I had the opportunity to have a chat with some colleagues at work recently about the physical factors affecting programming. Today, I came across a question on Serverfault that asked why performance deteriorated when they went from a 4-core machine to a 24-core machine. To the lay person, it does not seem to make much sense. However, to someone like me, it makes perfect sense.
while most computer scientists and engineers may treat computers as an abstraction of various hardware, the reality of the matter is that these hardware are all bound by the laws of physics.
Taking the example of a 4-core machine running faster than a 24-core machine, it is easy to understand this once you understand how computer memory works. Computer memory is extremely slow. Therefore, in order to perform fast computation, internal cache memory is used inside a microprocessor. There may be several levels of internal cache usually denoted by L1, L2, L3 and so on.
The closer the memory is to the processor, the faster it runs but the smaller it gets. Main memory on a PC can reach multi-gigabyte sizes but they run extremely slow. So, if an application runs well on a 4-core machine, it may suffer when it moves to a 24-core machine because data needs to be exchanged across memory boundaries. In a single socket 4-core machine, all inter-process communication can happen within the L2 cache but for a multi-socket 24-core machine, some of the inter-process communication needs to go through main memory, which is slow.
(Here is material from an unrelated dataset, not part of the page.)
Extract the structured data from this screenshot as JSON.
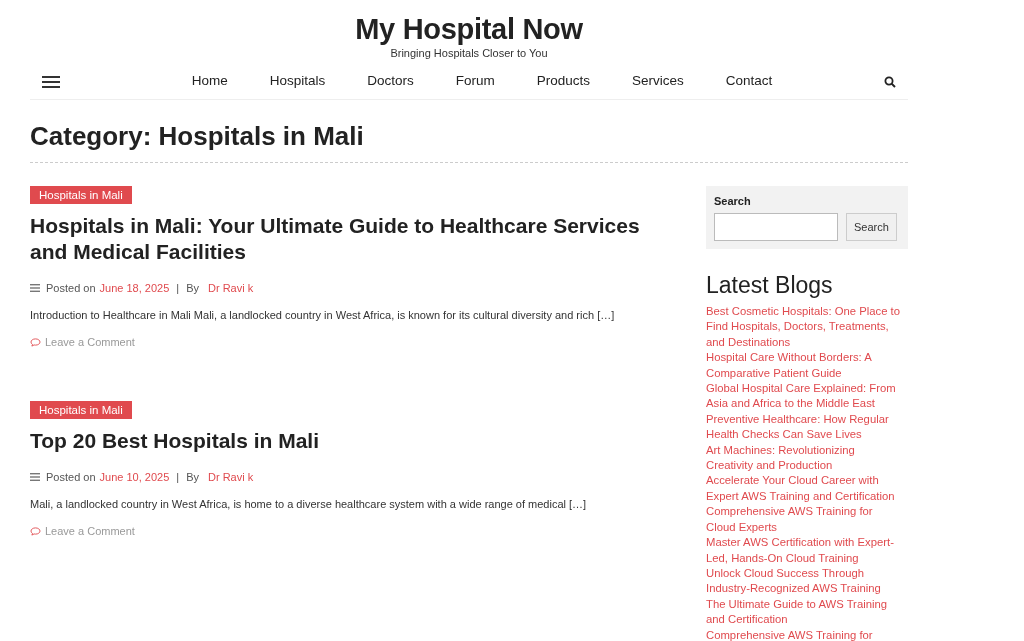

Taking another example further down the memory hierarchy – hard disk storage – the sizes are even larger reaching up to petabyte scales but their performances are even slower because they are constrained by mechanical drives. I had to explain to my colleagues why it is a bad idea to read data off a hard-disk from the end of the file towards the front because of the spin of the harddisk.
In fact, when choosing buffer sizes for processing data, it is often crucial to understand the underlying hardware. Harddisks are read in sectors, with specific sector sizes that are either multiples of 512 bytes or 4096 bytes. Cache memory is also organised with different cache-line lengths and different amounts of associativity. If something has a 128-bit cache line, it would make sense to use arrays that are whole multiples of it in order to save on crossing boundaries.
This is just one aspect of programming that most software programmers do not know about. While an application would still work regardless of whether these things are taken into account, performance would degrade unless physical factors are considered. I would recommend that this paper be made required reading for anyone who wishes to write high-performance software.
Update 2010-07-11: There is an ACM article that expounds the same thing I talked about.